Sonntag, März 11, 2012

Herzenswärme gegen die Betonbunkerkälte

Leslie Feist, Heldin einer sensiblen Songwriting-Kunst, gastierte im ausverkauften Gasometer: Im Konzert bewies die Kanadierin auch Mut zur Veränderung.

Leslie Feist ist die Frau mit dem vielen Gefühl. Das hört man ab dem ersten Ton bereits ihrer Stimme an, die sich mit sanftem Hauchen, vogelgleichem Singsang und sinnlichem Sirenengesäusel gegen die Kälte der Welt in Stellung bringt, um später auch kräftig gegen sie anzusingen. Live wird die Kanadierin hinsichtlich der dadurch erhofften Reinigung – „Let it die!“ – von der US-Folkband Mountain Man unterstützt, einem Dreimäderlhaus, das den zärtlichen Einschlag ihrer Songs als Backgroundchor auch in Richtung Ausbruch führt.

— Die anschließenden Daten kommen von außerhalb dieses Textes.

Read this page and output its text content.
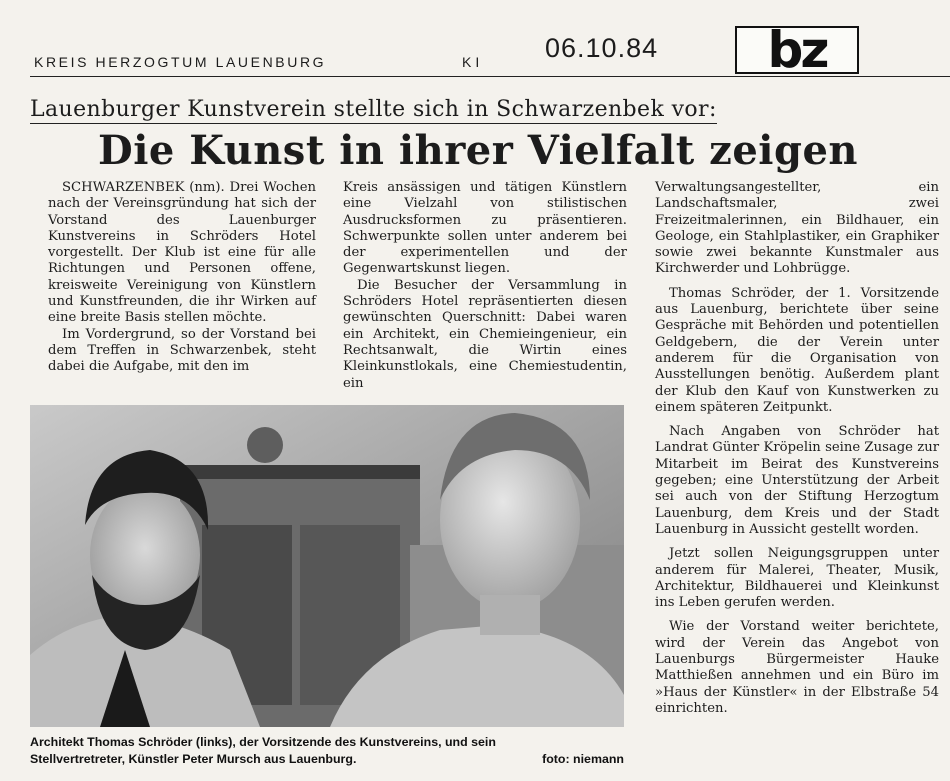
KREIS HERZOGTUM LAUENBURG	KI 06.10.84 bz
Lauenburger Kunstverein stellte sich in Schwarzenbek vor:
Die Kunst in ihrer Vielfalt zeigen

SCHWARZENBEK (nm). Drei Wochen nach der Vereinsgründung hat sich der Vorstand des Lauenburger Kunstvereins in Schröders Hotel vorgestellt. Der Klub ist eine für alle Richtungen und Personen offene, kreisweite Vereinigung von Künstlern und Kunstfreunden, die ihr Wirken auf eine breite Basis stellen möchte.

Im Vordergrund, so der Vorstand bei dem Treffen in Schwarzenbek, steht dabei die Aufgabe, mit den im

Kreis ansässigen und tätigen Künstlern eine Vielzahl von stilistischen Ausdrucksformen zu präsentieren. Schwerpunkte sollen unter anderem bei der experimentellen und der Gegenwartskunst liegen.

Die Besucher der Versammlung in Schröders Hotel repräsentierten diesen gewünschten Querschnitt: Dabei waren ein Architekt, ein Chemieingenieur, ein Rechtsanwalt, die Wirtin eines Kleinkunstlokals, eine Chemiestudentin, ein

Verwaltungsangestellter, ein Landschaftsmaler, zwei Freizeitmalerinnen, ein Bildhauer, ein Geologe, ein Stahlplastiker, ein Graphiker sowie zwei bekannte Kunstmaler aus Kirchwerder und Lohbrügge.

Thomas Schröder, der 1. Vorsitzende aus Lauenburg, berichtete über seine Gespräche mit Behörden und potentiellen Geldgebern, die der Verein unter anderem für die Organisation von Ausstellungen benötig. Außerdem plant der Klub den Kauf von Kunstwerken zu einem späteren Zeitpunkt.

Nach Angaben von Schröder hat Landrat Günter Kröpelin seine Zusage zur Mitarbeit im Beirat des Kunstvereins gegeben; eine Unterstützung der Arbeit sei auch von der Stiftung Herzogtum Lauenburg, dem Kreis und der Stadt Lauenburg in Aussicht gestellt worden.

Jetzt sollen Neigungsgruppen unter anderem für Malerei, Theater, Musik, Architektur, Bildhauerei und Kleinkunst ins Leben gerufen werden.

Wie der Vorstand weiter berichtete, wird der Verein das Angebot von Lauenburgs Bürgermeister Hauke Matthießen annehmen und ein Büro im »Haus der Künstler« in der Elbstraße 54 einrichten.

Architekt Thomas Schröder (links), der Vorsitzende des Kunstvereins, und sein
Stellvertretreter, Künstler Peter Mursch aus Lauenburg.	foto: niemann
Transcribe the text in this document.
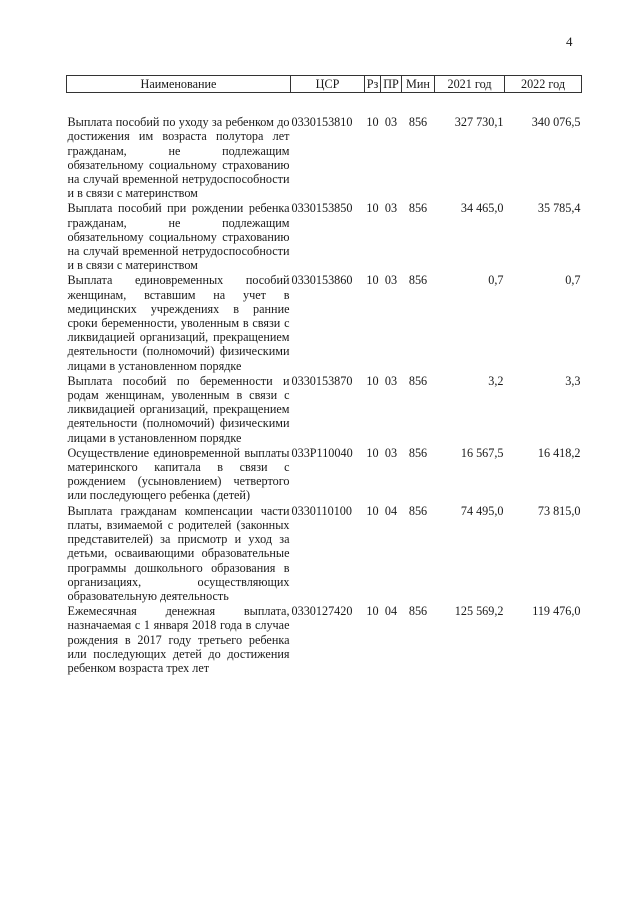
4
Наименование	ЦСР	Рз	ПР	Мин	2021 год	2022 год
Выплата пособий по уходу за ребенком до достижения им возраста полутора лет гражданам, не подлежащим обязательному социальному страхованию на случай временной нетрудоспособности и в связи с материнством	0330153810	10	03	856	327 730,1	340 076,5
Выплата пособий при рождении ребенка гражданам, не подлежащим обязательному социальному страхованию на случай временной нетрудоспособности и в связи с материнством	0330153850	10	03	856	34 465,0	35 785,4
Выплата единовременных пособий женщинам, вставшим на учет в медицинских учреждениях в ранние сроки беременности, уволенным в связи с ликвидацией организаций, прекращением деятельности (полномочий) физическими лицами в установленном порядке	0330153860	10	03	856	0,7	0,7
Выплата пособий по беременности и родам женщинам, уволенным в связи с ликвидацией организаций, прекращением деятельности (полномочий) физическими лицами в установленном порядке	0330153870	10	03	856	3,2	3,3
Осуществление единовременной выплаты материнского капитала в связи с рождением (усыновлением) четвертого или последующего ребенка (детей)	033Р110040	10	03	856	16 567,5	16 418,2
Выплата гражданам компенсации части платы, взимаемой с родителей (законных представителей) за присмотр и уход за детьми, осваивающими образовательные программы дошкольного образования в организациях, осуществляющих образовательную деятельность	0330110100	10	04	856	74 495,0	73 815,0
Ежемесячная денежная выплата, назначаемая с 1 января 2018 года в случае рождения в 2017 году третьего ребенка или последующих детей до достижения ребенком возраста трех лет	0330127420	10	04	856	125 569,2	119 476,0
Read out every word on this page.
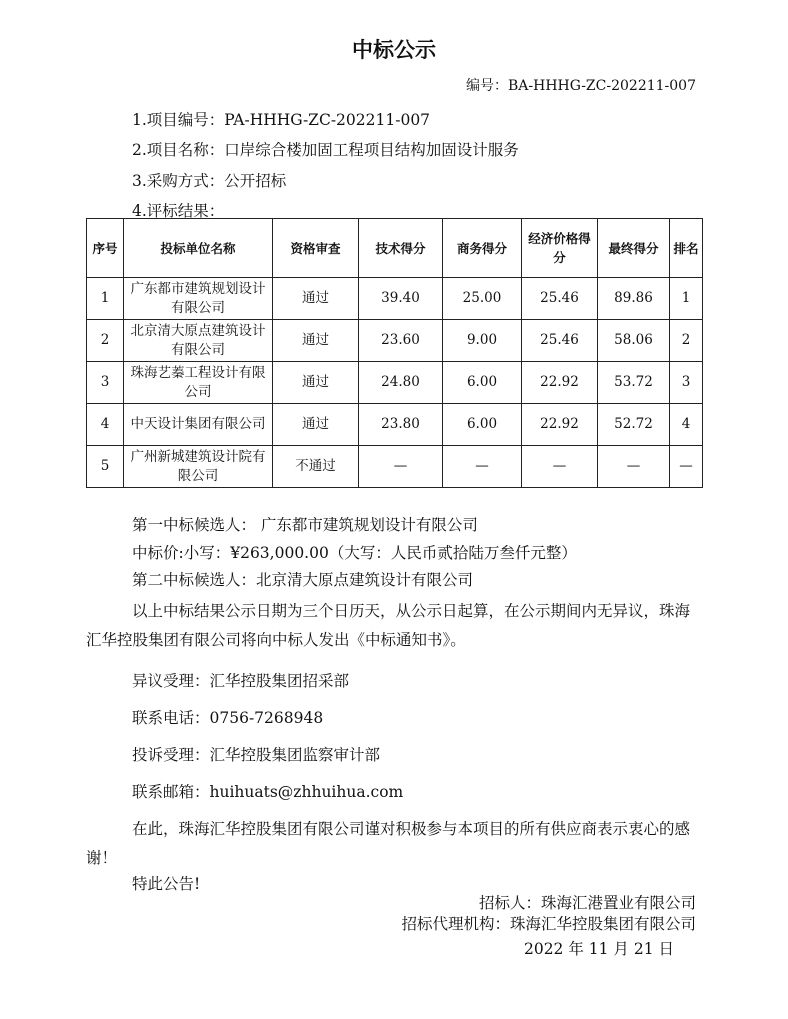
中标公示
编号：BA-HHHG-ZC-202211-007
1.项目编号：PA-HHHG-ZC-202211-007
2.项目名称：口岸综合楼加固工程项目结构加固设计服务
3.采购方式：公开招标
4.评标结果：
序号	投标单位名称	资格审查	技术得分	商务得分	经济价格得分	最终得分	排名
1	广东都市建筑规划设计有限公司	通过	39.40	25.00	25.46	89.86	1
2	北京清大原点建筑设计有限公司	通过	23.60	9.00	25.46	58.06	2
3	珠海艺蓁工程设计有限公司	通过	24.80	6.00	22.92	53.72	3
4	中天设计集团有限公司	通过	23.80	6.00	22.92	52.72	4
5	广州新城建筑设计院有限公司	不通过	—	—	—	—	—
第一中标候选人： 广东都市建筑规划设计有限公司
中标价:小写：¥263,000.00（大写：人民币贰拾陆万叁仟元整）
第二中标候选人：北京清大原点建筑设计有限公司
以上中标结果公示日期为三个日历天，从公示日起算，在公示期间内无异议，珠海汇华控股集团有限公司将向中标人发出《中标通知书》。
异议受理：汇华控股集团招采部
联系电话：0756-7268948
投诉受理：汇华控股集团监察审计部
联系邮箱：huihuats@zhhuihua.com
在此，珠海汇华控股集团有限公司谨对积极参与本项目的所有供应商表示衷心的感谢！
特此公告!
招标人：珠海汇港置业有限公司
招标代理机构：珠海汇华控股集团有限公司
2022 年 11 月 21 日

Im ausverkauften Gasometer war dieser Ausbruch auch insofern ein Thema, als Feist die Bandbreite ihrer sensiblen Kunst live noch stärker hervorstrich. Neben Tränendrückern wie „So Sorry“, die im US-Serienfernsehen zum Einsatz kommen, wenn ein Patient zum Cold Case für die Pathologie transformiert, stand das Grobe und Rohe: Vor allem eine Version des Traditionals „Sea Lion Woman“, das nur mit Schlagzeug und rauer Bluesgitarre spartanisch instrumentiert, aber wirkungsmächtig durch die Halle donnerte, spielte diesbezüglich an vorderster Stelle. Aber auch „Undiscovered First“ sollte nach seinem beiläufigen Beginn später metallisch stampfen und schnalzen, um damit archaische Westernszenarien vor das geistige Auge zu zaubern.

Zurück zur Natur

Angereist war Feist, um mit „Metals“ ihr aktuelles Album zu präsentieren, auf dem sie in ebenjenem Stampfen zuletzt einen erdigen Ur-Rhythmus entdeckte. Nach dem Erfolg ihrer Alben „Let It Die“ und „The Reminder“, auf denen Indie-Rock mit Folk und Jazz sowie Pop mit weltumarmendem Wohlfühlsoul kurzgeschlossen wurde, war dieses nicht nur ihr Herbst- und Trennungsalbum. Nach einer Auszeit vom Geschäft und dem Rückzug in die Kliffgegend des kalifornischen Big Sur fand sie darauf auch künstlerisch zurück zur Natur. Wo das Meer brandet und das Gras wogt, darf sich die verlorene Seele Antworten erhoffen. Der Mensch mag nervös sein, die Tiere aber sind ruhig. Wer braucht einen Therapeuten, wenn man sich auch an die Fauna wenden kann? „Little bird, have you got a key? Unlock the lock inside of me …“

Im Konzert brachte das bei lieblichen Stücken wie „Cicadas And Gulls“ oder „Get It Wrong, Get It Right“ den einen oder anderen gar zu betulichen Moment mit sich – der skelettierte Walzer „Anti-Pioneer“, das gediegene „The Bad In Each Other“ oder der Barhockersoul von „How Come You Never Go There“ allerdings erklärten Feists Könnerschaft auch live mit großer Emphase. Für die stimmige Umsetzung sorgten nur drei Mitmusiker, wobei vor allem Charles Spearin an Gitarre, Percussions, Trompete, Spieluhr und, und, und reichlich zu tun hatte.

Dass Feist ihre älteren und entsprechend oft gespielten Hits teils radikal neu arrangierte, war ihr nicht zu verdenken, die Ergebnisse fielen mit einer grandios trockenen Version von „The Limit To Your Love“ oder dem nun von perkussiven Arpeggios getragenen „Mushaboom“ durchaus abwechslungsreich aus. Am Ende erklärte Feist mit „Intuition“ alleine an der Gitarre, wie man selbst einen kalten Betonbunker wie die Gasometerhalle mit einem Mehr an Herzenswärme erfüllt – und vor allem, dass sie zu jener raren Künstlerspezies gehört, auf die sich aktuell alle zu einigen scheinen.